Hi Monks, I want to capture this line in an HTML file:
A - Tilt: 19° - Segments: 1(72-93)

and its respective HTML line is:
<td align="left"><b>A</b> - Tilt: 19&#176; - Segments: 1(72-93)</td>

My regexp is:
if($_=~/\<td align\=\"left\"\>\<b\>A\<\/b\>\s+\-\s+Tilt\:\s+\d+\&\#\d+ +\;\s+\-\s+Segments\:\s+(.*?)\<\/td\>/)

but it doesn't capture the info I want (i.e. the part after Segments:).
Any idea why?

Replies are listed 'Best First'.
Re: RegExp not working!
by Anonymous Monk on Apr 30, 2014 at 12:33 UTC
    use warnings; use strict; use re 'debug'; q{<td align="left"><b>A</b> - Tilt: 19&#176; - Segments: 1(72-93)</td> +} =~ /\<td align\=\"left\"\>\<b\>A\<\/b\>\s+\-\s+Tilt\:\s+\d+\&\#\d+\; +\s+\-\s+Segments\:\s+(.*?)\<\/td\>/; print "$1\n"; __END__ # ... snip debugging stuff ... Match successful! 1(72-93)

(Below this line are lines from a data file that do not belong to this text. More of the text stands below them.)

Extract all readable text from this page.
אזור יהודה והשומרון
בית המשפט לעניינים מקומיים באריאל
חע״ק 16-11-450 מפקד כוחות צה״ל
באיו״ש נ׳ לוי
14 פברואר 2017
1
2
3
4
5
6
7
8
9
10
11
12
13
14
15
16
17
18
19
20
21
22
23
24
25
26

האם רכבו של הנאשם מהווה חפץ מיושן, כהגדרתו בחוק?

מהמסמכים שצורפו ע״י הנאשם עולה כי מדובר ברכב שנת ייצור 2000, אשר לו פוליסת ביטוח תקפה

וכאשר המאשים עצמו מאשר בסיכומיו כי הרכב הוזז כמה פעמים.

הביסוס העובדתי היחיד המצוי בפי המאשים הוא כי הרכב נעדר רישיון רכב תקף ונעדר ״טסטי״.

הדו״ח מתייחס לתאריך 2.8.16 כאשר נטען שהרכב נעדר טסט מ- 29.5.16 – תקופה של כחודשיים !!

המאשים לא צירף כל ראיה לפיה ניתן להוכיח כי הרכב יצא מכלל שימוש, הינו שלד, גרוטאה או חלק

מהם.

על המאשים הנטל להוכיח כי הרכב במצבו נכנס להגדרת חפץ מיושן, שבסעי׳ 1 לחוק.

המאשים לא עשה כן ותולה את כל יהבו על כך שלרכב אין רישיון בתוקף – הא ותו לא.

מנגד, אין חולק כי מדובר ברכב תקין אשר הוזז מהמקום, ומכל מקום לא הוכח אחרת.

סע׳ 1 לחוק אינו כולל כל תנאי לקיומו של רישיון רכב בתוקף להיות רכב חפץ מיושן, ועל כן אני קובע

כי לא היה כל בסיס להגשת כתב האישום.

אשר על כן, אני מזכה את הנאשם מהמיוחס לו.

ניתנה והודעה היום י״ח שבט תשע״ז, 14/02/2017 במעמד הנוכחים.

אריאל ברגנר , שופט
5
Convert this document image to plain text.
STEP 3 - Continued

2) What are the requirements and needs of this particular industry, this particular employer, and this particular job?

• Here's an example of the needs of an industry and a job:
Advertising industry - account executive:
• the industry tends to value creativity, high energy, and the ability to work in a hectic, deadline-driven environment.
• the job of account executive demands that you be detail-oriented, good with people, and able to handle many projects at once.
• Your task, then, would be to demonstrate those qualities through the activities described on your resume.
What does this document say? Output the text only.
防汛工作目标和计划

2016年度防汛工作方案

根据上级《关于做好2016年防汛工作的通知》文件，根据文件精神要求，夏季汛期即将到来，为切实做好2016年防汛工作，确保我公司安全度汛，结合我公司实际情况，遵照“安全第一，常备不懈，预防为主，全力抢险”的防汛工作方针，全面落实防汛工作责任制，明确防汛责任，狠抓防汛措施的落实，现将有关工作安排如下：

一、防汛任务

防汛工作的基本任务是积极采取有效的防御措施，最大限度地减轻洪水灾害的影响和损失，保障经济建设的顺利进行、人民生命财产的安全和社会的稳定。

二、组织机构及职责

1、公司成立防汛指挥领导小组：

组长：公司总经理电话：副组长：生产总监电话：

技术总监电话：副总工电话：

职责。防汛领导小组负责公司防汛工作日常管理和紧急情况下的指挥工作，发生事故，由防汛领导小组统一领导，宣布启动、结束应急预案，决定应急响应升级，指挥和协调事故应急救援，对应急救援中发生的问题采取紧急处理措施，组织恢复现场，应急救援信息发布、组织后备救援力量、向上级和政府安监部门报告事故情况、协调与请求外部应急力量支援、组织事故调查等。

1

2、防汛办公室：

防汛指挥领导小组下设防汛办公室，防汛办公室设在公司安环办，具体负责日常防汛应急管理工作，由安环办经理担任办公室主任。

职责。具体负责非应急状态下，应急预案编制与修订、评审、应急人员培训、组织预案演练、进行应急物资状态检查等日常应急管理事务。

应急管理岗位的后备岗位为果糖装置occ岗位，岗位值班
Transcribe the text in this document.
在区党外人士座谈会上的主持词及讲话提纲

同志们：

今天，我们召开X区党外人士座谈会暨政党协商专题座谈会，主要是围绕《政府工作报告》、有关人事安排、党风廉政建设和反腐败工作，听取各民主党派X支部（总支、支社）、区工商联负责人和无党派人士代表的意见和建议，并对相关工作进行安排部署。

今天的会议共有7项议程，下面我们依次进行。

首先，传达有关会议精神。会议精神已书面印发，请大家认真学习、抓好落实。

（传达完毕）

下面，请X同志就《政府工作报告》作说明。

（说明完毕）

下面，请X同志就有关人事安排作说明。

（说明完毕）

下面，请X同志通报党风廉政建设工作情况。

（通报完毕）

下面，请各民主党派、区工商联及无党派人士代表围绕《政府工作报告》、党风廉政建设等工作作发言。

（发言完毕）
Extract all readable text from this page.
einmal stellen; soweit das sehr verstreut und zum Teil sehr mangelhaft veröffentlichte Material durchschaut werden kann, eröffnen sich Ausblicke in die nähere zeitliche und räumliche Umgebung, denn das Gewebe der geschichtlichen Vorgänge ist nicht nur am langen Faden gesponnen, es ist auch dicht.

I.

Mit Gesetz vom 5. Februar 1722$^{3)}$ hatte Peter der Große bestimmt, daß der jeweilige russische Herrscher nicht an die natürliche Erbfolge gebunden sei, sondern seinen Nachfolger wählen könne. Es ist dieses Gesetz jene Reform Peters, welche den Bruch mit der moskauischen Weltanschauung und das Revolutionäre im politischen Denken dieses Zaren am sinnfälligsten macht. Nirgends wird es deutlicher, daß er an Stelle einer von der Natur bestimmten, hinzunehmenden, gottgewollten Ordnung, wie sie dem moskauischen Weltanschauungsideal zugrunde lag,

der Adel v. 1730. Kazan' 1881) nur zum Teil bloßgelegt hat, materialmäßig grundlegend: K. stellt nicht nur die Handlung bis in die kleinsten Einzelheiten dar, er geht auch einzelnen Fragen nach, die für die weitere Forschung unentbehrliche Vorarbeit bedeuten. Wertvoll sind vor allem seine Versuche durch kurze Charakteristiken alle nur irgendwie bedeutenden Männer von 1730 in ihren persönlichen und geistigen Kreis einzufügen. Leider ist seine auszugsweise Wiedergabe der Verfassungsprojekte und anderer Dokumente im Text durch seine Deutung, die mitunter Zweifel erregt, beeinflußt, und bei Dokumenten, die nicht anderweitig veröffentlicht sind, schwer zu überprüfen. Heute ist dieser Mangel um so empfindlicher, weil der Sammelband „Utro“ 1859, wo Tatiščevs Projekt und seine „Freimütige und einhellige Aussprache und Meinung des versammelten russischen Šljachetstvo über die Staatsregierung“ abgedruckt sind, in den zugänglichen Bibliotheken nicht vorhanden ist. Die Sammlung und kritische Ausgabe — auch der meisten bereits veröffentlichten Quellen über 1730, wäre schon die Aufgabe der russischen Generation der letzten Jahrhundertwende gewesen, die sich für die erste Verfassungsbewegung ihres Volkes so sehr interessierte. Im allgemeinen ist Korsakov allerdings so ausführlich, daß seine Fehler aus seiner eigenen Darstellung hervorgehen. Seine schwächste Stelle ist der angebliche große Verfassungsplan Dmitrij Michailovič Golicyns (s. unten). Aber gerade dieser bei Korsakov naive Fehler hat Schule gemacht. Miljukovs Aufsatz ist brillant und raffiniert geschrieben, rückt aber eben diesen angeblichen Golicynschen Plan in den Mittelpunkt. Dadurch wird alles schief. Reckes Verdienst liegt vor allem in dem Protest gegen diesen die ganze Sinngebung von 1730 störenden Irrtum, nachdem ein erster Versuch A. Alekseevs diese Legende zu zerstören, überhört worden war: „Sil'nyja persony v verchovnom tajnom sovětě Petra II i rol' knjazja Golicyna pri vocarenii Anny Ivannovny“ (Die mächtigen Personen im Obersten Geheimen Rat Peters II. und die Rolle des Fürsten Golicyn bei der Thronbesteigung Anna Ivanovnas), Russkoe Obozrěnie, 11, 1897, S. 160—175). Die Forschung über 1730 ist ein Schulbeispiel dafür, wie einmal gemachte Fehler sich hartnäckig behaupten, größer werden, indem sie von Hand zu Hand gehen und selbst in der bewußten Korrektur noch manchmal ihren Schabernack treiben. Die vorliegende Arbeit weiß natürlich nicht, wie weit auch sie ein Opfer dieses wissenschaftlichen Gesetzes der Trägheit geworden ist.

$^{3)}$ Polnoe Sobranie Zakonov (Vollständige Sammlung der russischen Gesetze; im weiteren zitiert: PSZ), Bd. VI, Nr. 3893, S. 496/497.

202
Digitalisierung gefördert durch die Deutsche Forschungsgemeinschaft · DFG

    So maybe your input is not what you are showing (maybe it's split on two lines?).

    How do I match XML, HTML, or other nasty, ugly things with a regex?

Re: RegExp not working!
by LanX (Saint) on Apr 30, 2014 at 12:39 UTC
    I suggest you do a binary search to localize your problem. (splitting the problem in halves)

    Probably an issue with special characters...

    Cheers Rolf

    ( addicted to the Perl Programming Language)

      Hm, now I notice it works... Probably I was making some kind of stupid mistake before!
      Thank you guys!
Re: RegExp not working!
by ww (Archbishop) on Apr 30, 2014 at 21:21 UTC
    Your regex has entirely too many escapes... except where it needs them:
    #!/usr/bin/perl use strict; use 5.016; # 1084488 my $line = '<td align="left"><b>A</b> - Tilt: 19&#176; - Segments: 1(7 +2-93)</td>'; if ($line =~ /<td align="left"><b>A<\/b>\s+-\s+Tilt:\s+\d+&#\d+;\s+-\s ++Segments:\s+(.*?)<\/td>/) { say 'yep, good match'; say $1; } else { say 'boo'; }

    Note that the literal parentheses around the range 72-93 need to be escaped; otherwise they set up a capture. Conversely, you need to parenthesize the whole regex expression (i.e., between the regex delimiters) to capture, as you asked, the whole line... or, if you don't want the html (your OP indicated that's the case) put pairs of capturing parentheses around what you do want (to skip over the closing </b> and to eliminate the closing </td>) in which case, your <c>.+?<c> to match the segment value will need to be more specific or otherwise modified.

    Updated by putting that last para, that got lost somewhere :-(, back in the node, and adding the observation re skipping the html.


    Questions containing the words "doesn't work" (or their moral equivalent) will usually get a downvote from me unless accompanied by:
    1. code
    2. verbatim error and/or warning messages
    3. a coherent explanation of what "doesn't work actually means.

    check Ln42!